The Vedic literature describes many forms and conceptions of God, including this God-as-the-universe conception, which Vedic scholars call the Virat-rupa, or the universal form. The universal form is a material conception of God in that it is composed of the material elements, and in that it can therefore be grasped by materialists—by those who believe that nothing but matter exists, and who are prone to deny God in the forms in which He is most conventionally worshiped.

To say that the universe is God, however, is only a half- truth, since the material nature is one of God’s energies, not His personal self. God is both identical with and different from His energies, just as the sun is different from the sunshine. Full-truth God, according to Vedic sources, is the Supreme Personality of Godhead. Krishna, whose material energy we contemplate in the universal form. The Brahma- samhita states, “The supreme controller is Krishna. He has an eternal, blissful, spiritual body. He is the origin of everything. He has no origin. He is the cause of all causes.”

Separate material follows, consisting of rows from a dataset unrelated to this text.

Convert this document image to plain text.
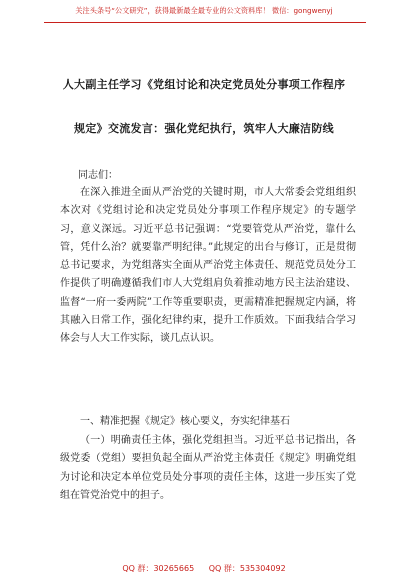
关注头条号“公文研究”，获得最新最全最专业的公文资料库！ 微信：gongwenyj
人大副主任学习《党组讨论和决定党员处分事项工作程序
规定》交流发言：强化党纪执行，筑牢人大廉洁防线

同志们：

在深入推进全面从严治党的关键时期，市人大常委会党组组织本次对《党组讨论和决定党员处分事项工作程序规定》的专题学习，意义深远。习近平总书记强调：“党要管党从严治党，靠什么管，凭什么治？就要靠严明纪律。”此规定的出台与修订，正是贯彻总书记要求，为党组落实全面从严治党主体责任、规范党员处分工作提供了明确遵循我们市人大党组肩负着推动地方民主法治建设、监督“一府一委两院”工作等重要职责，更需精准把握规定内涵，将其融入日常工作，强化纪律约束，提升工作质效。下面我结合学习体会与人大工作实际，谈几点认识。

一、精准把握《规定》核心要义，夯实纪律基石

（一）明确责任主体，强化党组担当。习近平总书记指出，各级党委（党组）要担负起全面从严治党主体责任《规定》明确党组为讨论和决定本单位党员处分事项的责任主体，这进一步压实了党组在管党治党中的担子。

QQ 群：30265665 QQ 群：535304092
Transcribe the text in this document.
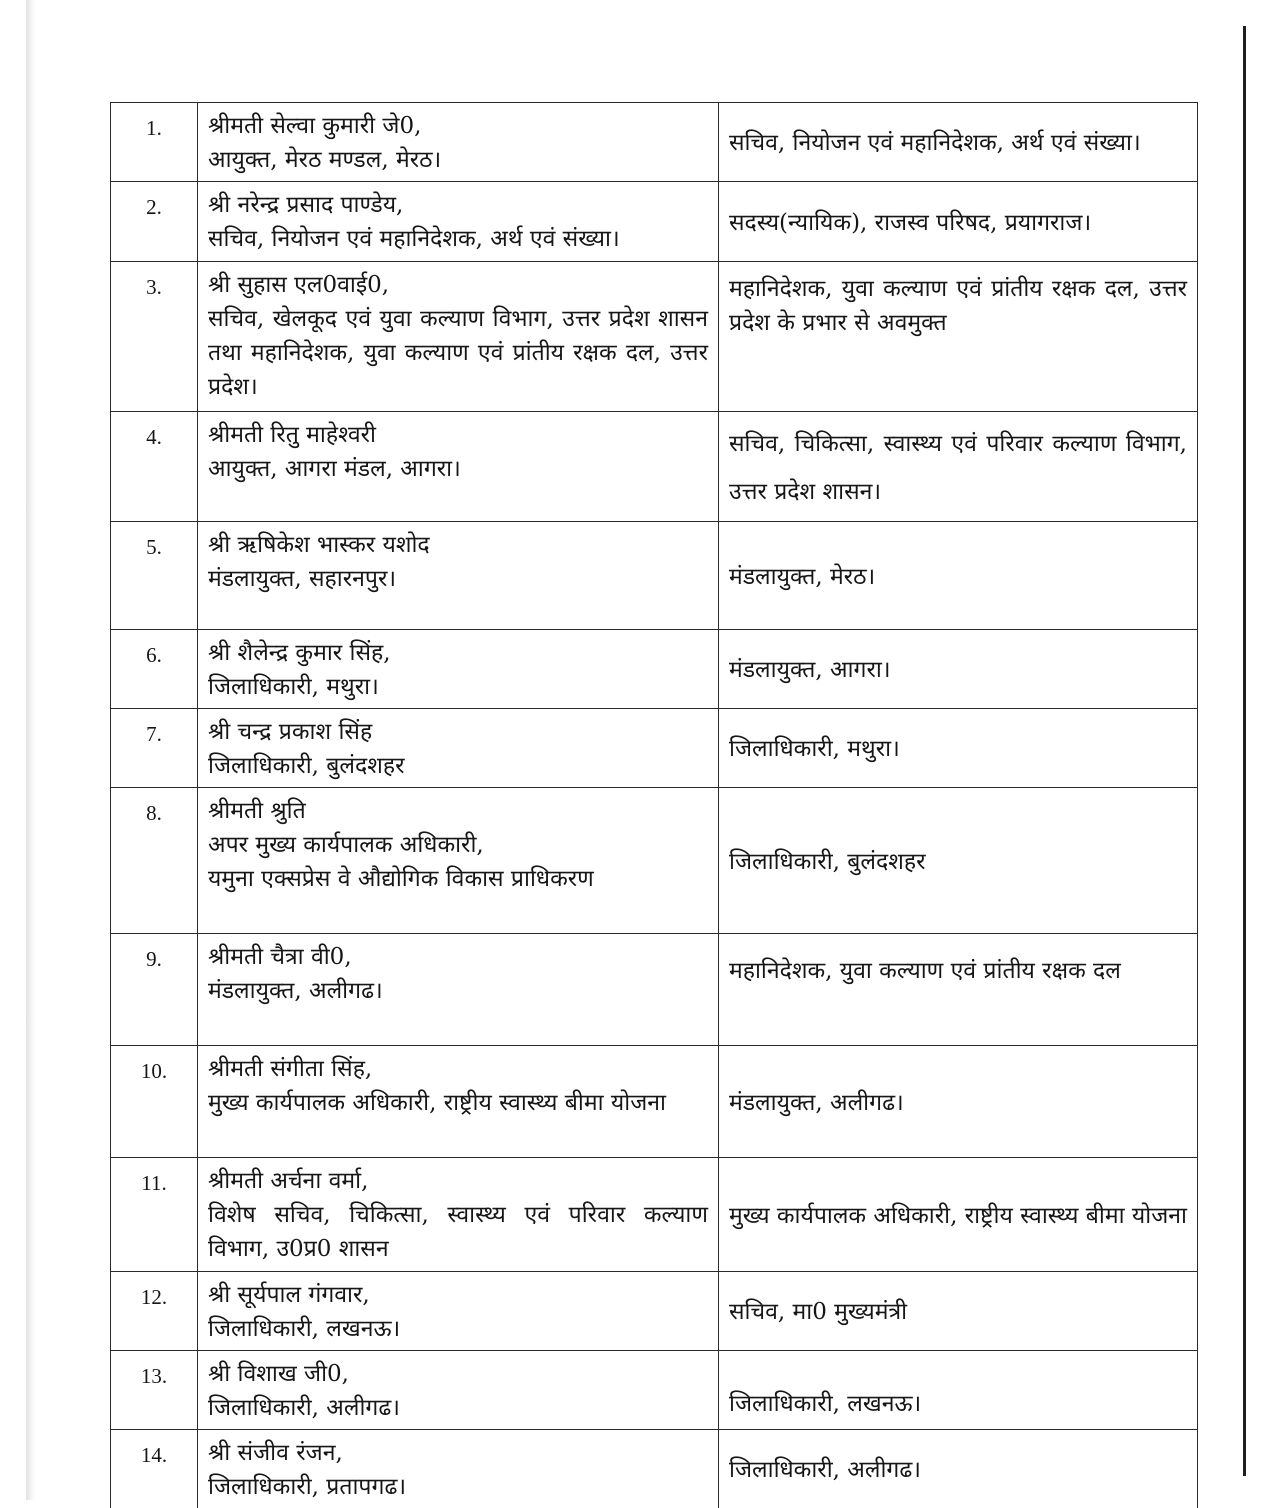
1.	श्रीमती सेल्वा कुमारी जे0,
आयुक्त, मेरठ मण्डल, मेरठ।	सचिव, नियोजन एवं महानिदेशक, अर्थ एवं संख्या।
2.	श्री नरेन्द्र प्रसाद पाण्डेय,
सचिव, नियोजन एवं महानिदेशक, अर्थ एवं संख्या।	सदस्य(न्यायिक), राजस्व परिषद, प्रयागराज।
3.	श्री सुहास एल0वाई0,
सचिव, खेलकूद एवं युवा कल्याण विभाग, उत्तर प्रदेश शासन तथा महानिदेशक, युवा कल्याण एवं प्रांतीय रक्षक दल, उत्तर प्रदेश।	महानिदेशक, युवा कल्याण एवं प्रांतीय रक्षक दल, उत्तर प्रदेश के प्रभार से अवमुक्त
4.	श्रीमती रितु माहेश्वरी
आयुक्त, आगरा मंडल, आगरा।	सचिव, चिकित्सा, स्वास्थ्य एवं परिवार कल्याण विभाग, उत्तर प्रदेश शासन।
5.	श्री ऋषिकेश भास्कर यशोद
मंडलायुक्त, सहारनपुर।	मंडलायुक्त, मेरठ।
6.	श्री शैलेन्द्र कुमार सिंह,
जिलाधिकारी, मथुरा।	मंडलायुक्त, आगरा।
7.	श्री चन्द्र प्रकाश सिंह
जिलाधिकारी, बुलंदशहर	जिलाधिकारी, मथुरा।
8.	श्रीमती श्रुति
अपर मुख्य कार्यपालक अधिकारी,
यमुना एक्सप्रेस वे औद्योगिक विकास प्राधिकरण	जिलाधिकारी, बुलंदशहर
9.	श्रीमती चैत्रा वी0,
मंडलायुक्त, अलीगढ।	महानिदेशक, युवा कल्याण एवं प्रांतीय रक्षक दल
10.	श्रीमती संगीता सिंह,
मुख्य कार्यपालक अधिकारी, राष्ट्रीय स्वास्थ्य बीमा योजना	मंडलायुक्त, अलीगढ।
11.	श्रीमती अर्चना वर्मा,
विशेष सचिव, चिकित्सा, स्वास्थ्य एवं परिवार कल्याण विभाग, उ0प्र0 शासन	मुख्य कार्यपालक अधिकारी, राष्ट्रीय स्वास्थ्य बीमा योजना
12.	श्री सूर्यपाल गंगवार,
जिलाधिकारी, लखनऊ।	सचिव, मा0 मुख्यमंत्री
13.	श्री विशाख जी0,
जिलाधिकारी, अलीगढ।	जिलाधिकारी, लखनऊ।
14.	श्री संजीव रंजन,
जिलाधिकारी, प्रतापगढ।	जिलाधिकारी, अलीगढ।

The trouble is, individuals who have in all sincerity undertaken the search for the greatest and who have arrived at the conception of God-as-the-universe have almost inevitably, along the way, left behind all concepts of personality. Persons, in their experience, are imperfect, incomplete, and limited. Therefore God, the unlimited, must be impersonal.

While the universal form is indeed made of an impersonal energy, Vedic authorities seek to correct the notion that God Himself is ultimately impersonal. God is a person, they insist though not a limited person like us. He is complete, perfect and unlimited, and when we limited persons redirect our attention and service to Him, we rise above His impersonal material energy and regain our completeness as parts of His entourage. Krishna declares, “This divine energy of Mine, consisting of the three modes of material nature, is difficult to overcome. But those who have surrendered unto Me can easily cross beyond it”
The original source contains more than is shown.